Heavy fighting raged around the eastern Ukrainian town of Pisky on Thursday, while to the west, Ukraine accused Russian forces of using a nuclear plant to shield artillery.

An official with the Russia-backed Donetsk People’s Republic said Pisky, on the front line 10 km (6 miles) northwest of the provincial capital Donetsk, was under the control of Russian and separatist forces.

“It’s hot in Pisky. The town is ours but there remain scattered pockets of resistance in its north and west,” the official, Danil Bezsonov, said on Telegram.

Ukrainian officials denied that the heavily fortified town, a key to the defence of Donetsk, had fallen.

Reuters was unable to verify the battlefield accounts.

The Donbas region, comprised of Luhansk and Donetsk provinces, became Russia’s main objective after it failed to seize the capital Kyiv at the beginning of the war in February. Luhansk is now almost completely under Russian control but Donetsk is holding out.

Oleksiy Arestovych, a Ukrainian presidential adviser, said in an interview posted on YouTube that Russian “movement into Pisky” had been “without success”.

Luhansk regional Governor Serhiy Gaidai, interviewed on Ukrainian television, said Russia had sent increasing numbers of mercenaries into the region, including from the Wagner private security firm.

“We once had peaceful Ukrainian towns. Now we have been thrust into the Middle Ages … People are now leaving because they are afraid of freezing in the coming winter,” he said.

NUCLEAR PLANT

Ukraine accused Russia on Wednesday of killing at least 13 people and wounding 10 with rockets fired from around a captured nuclear power plant in the centre of the country, in the knowledge it would be risky for Ukrainian forces to return fire.

“The cowardly Russians can’t do anything more so they strike towns ignobly hiding at the Zaporizhzhia atomic power station,” Andriy Yermak, President Volodymyr Zelenskiy’s chief of staff, said on social media.

Ukraine says about 500 Russian troops are at the plant, where Ukrainian technicians continue to work.

The town Ukraine says Russia targeted – Marhanets – is one Russia says its foes have used in the past to shell Russian soldiers at the Zaporizhzhia plant, which they seized in March.

Ukraine’s military said Russia also bombarded several other areas in the Zaporizhzhia region.
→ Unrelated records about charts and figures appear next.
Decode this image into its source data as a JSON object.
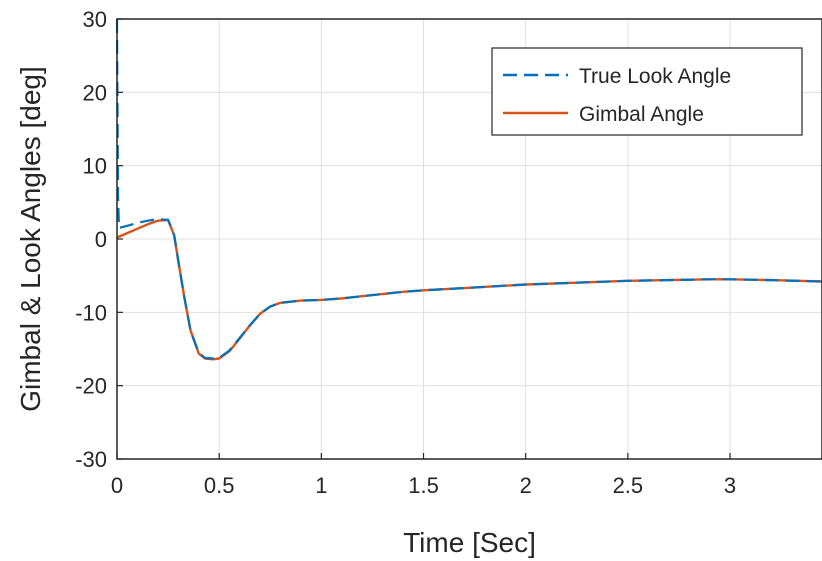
{
  "chart_data": {
    "type": "line",
    "xlabel": "Time [Sec]",
    "ylabel": "Gimbal & Look Angles [deg]",
    "xlim": [
      0,
      3.45
    ],
    "ylim": [
      -30,
      30
    ],
    "x_ticks": [
      0,
      0.5,
      1,
      1.5,
      2,
      2.5,
      3
    ],
    "x_tick_labels": [
      "0",
      "0.5",
      "1",
      "1.5",
      "2",
      "2.5",
      "3"
    ],
    "y_ticks": [
      30,
      20,
      10,
      0,
      -10,
      -20,
      -30
    ],
    "y_tick_labels": [
      "30",
      "20",
      "10",
      "0",
      "-10",
      "-20",
      "-30"
    ],
    "grid": true,
    "legend_position": "top-right",
    "series": [
      {
        "name": "True Look Angle",
        "color": "#0072BD",
        "style": "dashed",
        "x": [
          0,
          0.002,
          0.005,
          0.01,
          0.05,
          0.1,
          0.15,
          0.2,
          0.25,
          0.28,
          0.3,
          0.33,
          0.36,
          0.4,
          0.43,
          0.47,
          0.5,
          0.55,
          0.6,
          0.65,
          0.7,
          0.75,
          0.8,
          0.9,
          1.0,
          1.1,
          1.2,
          1.3,
          1.4,
          1.5,
          1.7,
          2.0,
          2.3,
          2.5,
          2.7,
          2.9,
          3.0,
          3.2,
          3.45
        ],
        "y": [
          30,
          20,
          6,
          1.5,
          1.8,
          2.2,
          2.5,
          2.7,
          2.6,
          0.5,
          -3,
          -8,
          -12.5,
          -15.5,
          -16.2,
          -16.3,
          -16.2,
          -15.2,
          -13.5,
          -11.8,
          -10.2,
          -9.2,
          -8.7,
          -8.4,
          -8.3,
          -8.1,
          -7.8,
          -7.5,
          -7.2,
          -7.0,
          -6.7,
          -6.2,
          -5.9,
          -5.7,
          -5.6,
          -5.5,
          -5.5,
          -5.6,
          -5.8
        ]
      },
      {
        "name": "Gimbal Angle",
        "color": "#D95319",
        "style": "solid",
        "x": [
          0,
          0.05,
          0.1,
          0.15,
          0.2,
          0.25,
          0.28,
          0.3,
          0.33,
          0.36,
          0.4,
          0.43,
          0.47,
          0.5,
          0.55,
          0.6,
          0.65,
          0.7,
          0.75,
          0.8,
          0.9,
          1.0,
          1.1,
          1.2,
          1.3,
          1.4,
          1.5,
          1.7,
          2.0,
          2.3,
          2.5,
          2.7,
          2.9,
          3.0,
          3.2,
          3.45
        ],
        "y": [
          0.2,
          0.8,
          1.4,
          2.0,
          2.5,
          2.6,
          0.5,
          -3,
          -8,
          -12.5,
          -15.6,
          -16.3,
          -16.4,
          -16.3,
          -15.3,
          -13.6,
          -11.8,
          -10.2,
          -9.2,
          -8.7,
          -8.4,
          -8.3,
          -8.1,
          -7.8,
          -7.5,
          -7.2,
          -7.0,
          -6.7,
          -6.2,
          -5.9,
          -5.7,
          -5.6,
          -5.5,
          -5.5,
          -5.6,
          -5.8
        ]
      }
    ]
  }
}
Russia has not commented on the Ukrainian allegations and Reuters could not independently verify Ukraine’s account.

Ukraine and Russia have accused each other of imperilling the plant, Europe’s largest nuclear complex, with attacks.

The Group of Seven major industrialised countries on Wednesday told Russia to hand back the plant to Ukraine, after the U.N. atomic energy watchdog sounded the alarm over the possibility of a nuclear disaster.

CHINA BACKS RUSSIA

Russia on Wednesday received powerful endorsement from China of its rationale for the Feb. 24 invasion of Ukraine.

China’s ambassador to Russia, Zhang Hanhui, accused the United States of pushing Russia into a corner with repeated expansions of the NATO military alliance and support for Ukraine’s alignment with the European Union.

Washington’s “ultimate goal is to exhaust and crush Russia with a protracted war and the cudgel of sanctions”, Zhang was quoted as saying.

Ukrainian presidential adviser Arestovych said dozens of civilians had been killed by Russian shelling on Wednesday.

Russia says it does not deliberately target civilians in what it calls its “special military operation” aimed at safeguarding its security against NATO expansion.

Ukraine and the West accuse Russia of waging an unprovoked imperial-style war of aggression.

The head of the Russian-backed separatist administration in the Donetsk region said on Wednesday that a trial of captured members of Ukraine’s Azov Regiment would take place by the end of the summer, likely in the city of Mariupol.

The regiment, a unit of Ukraine’s national guard with far-right and ultranationalist origins, was heavily involved in the defence of Mariupol’s steelworks. Hundreds of its fighters surrendered in May to Russian-backed forces.

The war has crushed Ukraine’s economy but there was some relief on Wednesday when overseas creditors backed a request for a two-year freeze on payments on almost $20 billion in international bonds. That should avert a messy default.

Ukrainian Prime Minister Denys Shmyhal said the deal would save almost $6 billion.